Can you name a few trends that you think will have an impact on the consulting industry?

The landscape of the workplace is changing. The concept of a “job for life” doesn’t really exist anymore. The distinction between a contractor (someone who is between jobs or who is a person-for-hire) and a consultant (someone who follows a specific competency framework and builds a business) is confusing to companies that are looking to hire a competent supplement in their organization. Often, the alternative of a large agency or a big consulting firm is too cumbersome for companies that want to get a job done quickly without a lot of overhead.

The trend of “talented resources on demand” will continue and offers an opportunity for consultants like me and the BLUE SAGE team to provide value to clients who are looking for proven results from a team of experts who have years of experience in a number of businesses and challenging situations.
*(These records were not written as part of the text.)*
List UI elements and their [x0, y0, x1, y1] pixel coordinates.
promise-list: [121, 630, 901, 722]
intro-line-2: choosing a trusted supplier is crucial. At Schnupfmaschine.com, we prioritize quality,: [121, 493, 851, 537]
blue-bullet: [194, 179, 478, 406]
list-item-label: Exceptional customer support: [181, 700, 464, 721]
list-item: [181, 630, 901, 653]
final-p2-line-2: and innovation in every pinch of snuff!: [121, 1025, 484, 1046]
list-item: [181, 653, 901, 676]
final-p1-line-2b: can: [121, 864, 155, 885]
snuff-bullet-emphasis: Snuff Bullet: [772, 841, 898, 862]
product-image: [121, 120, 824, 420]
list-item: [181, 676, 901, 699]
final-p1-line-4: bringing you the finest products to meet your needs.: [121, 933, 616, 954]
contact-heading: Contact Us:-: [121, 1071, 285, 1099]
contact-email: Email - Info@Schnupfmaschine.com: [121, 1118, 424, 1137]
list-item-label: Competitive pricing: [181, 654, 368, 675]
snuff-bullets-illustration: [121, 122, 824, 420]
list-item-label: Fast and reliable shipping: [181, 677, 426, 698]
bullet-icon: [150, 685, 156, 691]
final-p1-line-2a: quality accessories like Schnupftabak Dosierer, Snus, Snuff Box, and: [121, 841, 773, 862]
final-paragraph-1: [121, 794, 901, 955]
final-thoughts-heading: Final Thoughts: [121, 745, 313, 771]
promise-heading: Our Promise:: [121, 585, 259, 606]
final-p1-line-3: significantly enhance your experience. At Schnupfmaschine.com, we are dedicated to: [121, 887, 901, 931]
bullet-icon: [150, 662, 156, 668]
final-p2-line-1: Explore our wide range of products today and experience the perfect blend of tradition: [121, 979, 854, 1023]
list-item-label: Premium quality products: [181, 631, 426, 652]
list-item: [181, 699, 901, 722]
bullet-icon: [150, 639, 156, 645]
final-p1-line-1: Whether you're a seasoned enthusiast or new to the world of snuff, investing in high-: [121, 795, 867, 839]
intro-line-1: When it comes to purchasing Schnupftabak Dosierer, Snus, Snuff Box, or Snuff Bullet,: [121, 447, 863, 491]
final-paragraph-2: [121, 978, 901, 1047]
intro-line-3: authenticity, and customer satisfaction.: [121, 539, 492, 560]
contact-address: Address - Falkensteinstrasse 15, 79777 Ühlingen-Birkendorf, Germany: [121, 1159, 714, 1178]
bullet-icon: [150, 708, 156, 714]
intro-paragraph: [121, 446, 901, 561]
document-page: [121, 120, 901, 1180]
Does this mean that you work alone?

Actually, it really depends on the needs of the client and the requirement of the engagement. In some cases, I work alone on a particular project or as a retainer-based outsourced consultant. Other times, the project may require subject matter expertise or additional bandwidth to be completed. In that situation, I call on BLUE SAGE Associates with whom I’ve worked over the years. They work for the client as part of my team. In addition, I often work with internal teams in the client organization to get the job done.

What are some of the pitfalls of the business?

I’ve spent thousands of hours on 100s of projects helping my clients to navigate through change, build their strategy and run their businesses. I can typically get a sense of how the working relationship with the client will be, based on how discussions go as we figure out how to work together. I can also get a sense of how challenging an engagement will be based on early interactions with potential clients.

Sometimes, the early interactions are an indication that the working relationship is not a good fit. Take, for example, the company in New York that was looking for help to get their marketing activities and infrastructure in shape as they were preparing to seek another round of funding from an investor. I was introduced to the company through one of the key stakeholders and had several conversations and meetings with their leadership. After that first meeting, it became very clear that the President of the company didn’t understand how a “solid” company might run – as they themselves had very little business experience. That’s not unusual, and it allows a consultant to be a “teacher” as well as a consultant. It also became clear during that first meeting that the President was more comfortable doing the work that he had always done instead of taking on more of a leadership role. He spent his days writing copy for the website and code for the product instead of building a team to take that product to market and sell it.

I’m a firm believer in studying best practices and learning by them. I believe in having a sense of urgency and driving toward a goal in an organized fashion. In this case, indecision and “business as usual” were the way that this company runs, and they were not prepared to take action to change. So for them, the timing wasn’t right and it was clear to me that the client was not a good fit for BLUE SAGE as I could not serve them well. In this case, I respectfully pulled out of discussions and I continue to stay in touch with the stakeholder if I can help them in the future.

What is the best way to determine if working with a consultant is the right thing for a business leader?

I rarely come across a leader who thinks that they “need a consultant” in their business. Typically, there is a business need – a pain, a challenge, an opportunity – that needs some attention. Sometimes an objective perspective from an outside third party is what’s required. In any of these scenarios, a qualified consultant should be able to get a sense of the business need and outline areas that might be explored. There are different methodologies that we use depending on the nature of the business problem and the level of complexity. In some cases, it may be as simple as defining a plan and then moving to implement and manage the plan. Either way, the best way to understand whether or not a consultant is a good solution for a business leader is to start a conversation.